# IEC- getting a job in Canada



## katieanna (Feb 21, 2012)

Hello,

I'm coming over to Canada (Toronto, for the most part) under the IEC work permit programme. I just wondered if any of you who are already over there or have worked in Canada in the past could confirm how easy or difficult you found it to get temporary/contract/seasonal work?

I'm not interested in working at ski resorts, which is what most people seem to be doing. I have a background in arts admin, higher education, and the creative industries, and would ideally like to get work in this field, but I will consider anything that pays the bills. (Office work, shops, bars, cinemas, cafes.) Did you find you encountered obstacles due to not having permanently residency? Any tips?!

Katie


----------



## onewayticket (Jan 20, 2012)

With your willingness to work in a few different areas you really shouldn't have a problem. This is especially true if you're basing yourself in Toronto which has the opportunities that any metropolis will give you.

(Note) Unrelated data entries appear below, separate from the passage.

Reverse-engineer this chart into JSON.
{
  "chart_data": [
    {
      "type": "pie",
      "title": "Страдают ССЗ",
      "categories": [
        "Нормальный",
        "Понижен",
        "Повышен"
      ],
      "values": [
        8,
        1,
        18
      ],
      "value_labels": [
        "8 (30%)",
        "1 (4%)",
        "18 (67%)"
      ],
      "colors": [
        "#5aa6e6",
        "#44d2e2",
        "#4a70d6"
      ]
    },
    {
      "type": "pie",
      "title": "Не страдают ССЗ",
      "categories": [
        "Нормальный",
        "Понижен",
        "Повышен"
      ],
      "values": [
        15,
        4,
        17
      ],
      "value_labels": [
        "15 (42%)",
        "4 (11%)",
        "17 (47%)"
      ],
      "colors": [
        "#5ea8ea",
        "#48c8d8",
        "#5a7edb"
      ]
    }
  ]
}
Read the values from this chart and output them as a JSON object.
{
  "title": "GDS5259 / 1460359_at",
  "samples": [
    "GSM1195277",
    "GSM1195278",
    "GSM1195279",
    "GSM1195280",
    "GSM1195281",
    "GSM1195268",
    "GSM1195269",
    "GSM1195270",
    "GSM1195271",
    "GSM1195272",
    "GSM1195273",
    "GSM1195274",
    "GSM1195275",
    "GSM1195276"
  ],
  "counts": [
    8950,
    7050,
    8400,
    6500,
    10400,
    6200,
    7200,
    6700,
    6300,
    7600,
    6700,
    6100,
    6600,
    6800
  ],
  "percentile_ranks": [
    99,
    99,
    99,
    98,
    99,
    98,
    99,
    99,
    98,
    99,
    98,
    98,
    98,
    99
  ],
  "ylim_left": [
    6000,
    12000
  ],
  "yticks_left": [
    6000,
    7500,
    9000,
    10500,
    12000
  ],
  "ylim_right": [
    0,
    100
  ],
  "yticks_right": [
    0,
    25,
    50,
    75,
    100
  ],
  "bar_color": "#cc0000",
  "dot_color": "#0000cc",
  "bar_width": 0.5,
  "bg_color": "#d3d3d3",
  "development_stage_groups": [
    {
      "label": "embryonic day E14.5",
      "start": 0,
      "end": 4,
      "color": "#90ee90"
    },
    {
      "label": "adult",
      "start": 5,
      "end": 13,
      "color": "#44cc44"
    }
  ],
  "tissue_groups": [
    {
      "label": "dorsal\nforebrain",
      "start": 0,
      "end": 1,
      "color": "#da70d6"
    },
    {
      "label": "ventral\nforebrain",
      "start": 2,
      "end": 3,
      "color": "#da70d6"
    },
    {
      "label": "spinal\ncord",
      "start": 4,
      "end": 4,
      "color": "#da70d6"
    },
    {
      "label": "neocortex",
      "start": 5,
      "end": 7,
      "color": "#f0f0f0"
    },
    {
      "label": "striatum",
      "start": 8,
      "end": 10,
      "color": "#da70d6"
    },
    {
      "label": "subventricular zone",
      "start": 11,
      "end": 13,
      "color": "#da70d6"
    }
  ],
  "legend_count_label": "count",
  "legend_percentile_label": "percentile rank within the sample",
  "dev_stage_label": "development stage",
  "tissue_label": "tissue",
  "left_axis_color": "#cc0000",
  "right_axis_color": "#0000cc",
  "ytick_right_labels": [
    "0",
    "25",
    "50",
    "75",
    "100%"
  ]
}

If you need something soon after landing then look at temp agencies for short term/ contract work. Start contacting a few and put the feelers out there and see what comes back. You may find it a little more difficult to get into the particular creative industry you want to though working an initial job where you meet lots of people will help you network.

Canada has a lot of new immigrants and temp workers so you shouldn't get too much push back. Yes there are certainly some people who have pre conceived ideas about working holiday makers though there are plenty of employers out there. Resumes in Canada don't require you to provide too much information so I wouldn't include your visa status, except perhaps in a specific cover letter. I have found that telling employers you have a reason to be staying here a while(family friends etc) helps to make them more comfortable that you won't up and leave in a few weeks. A year (or the option of more) is fine for many employers, especially in jobs that don't require lengthy training. My biggest problem was that all my employment history was short term as I was always moving countries so it just took a bit of reassuring to new employers.

Other people here might have different struggles though I haven't encountered many problems. Having a good command of the English language (or French in Quebec) and being well presented goes a long way!!


----------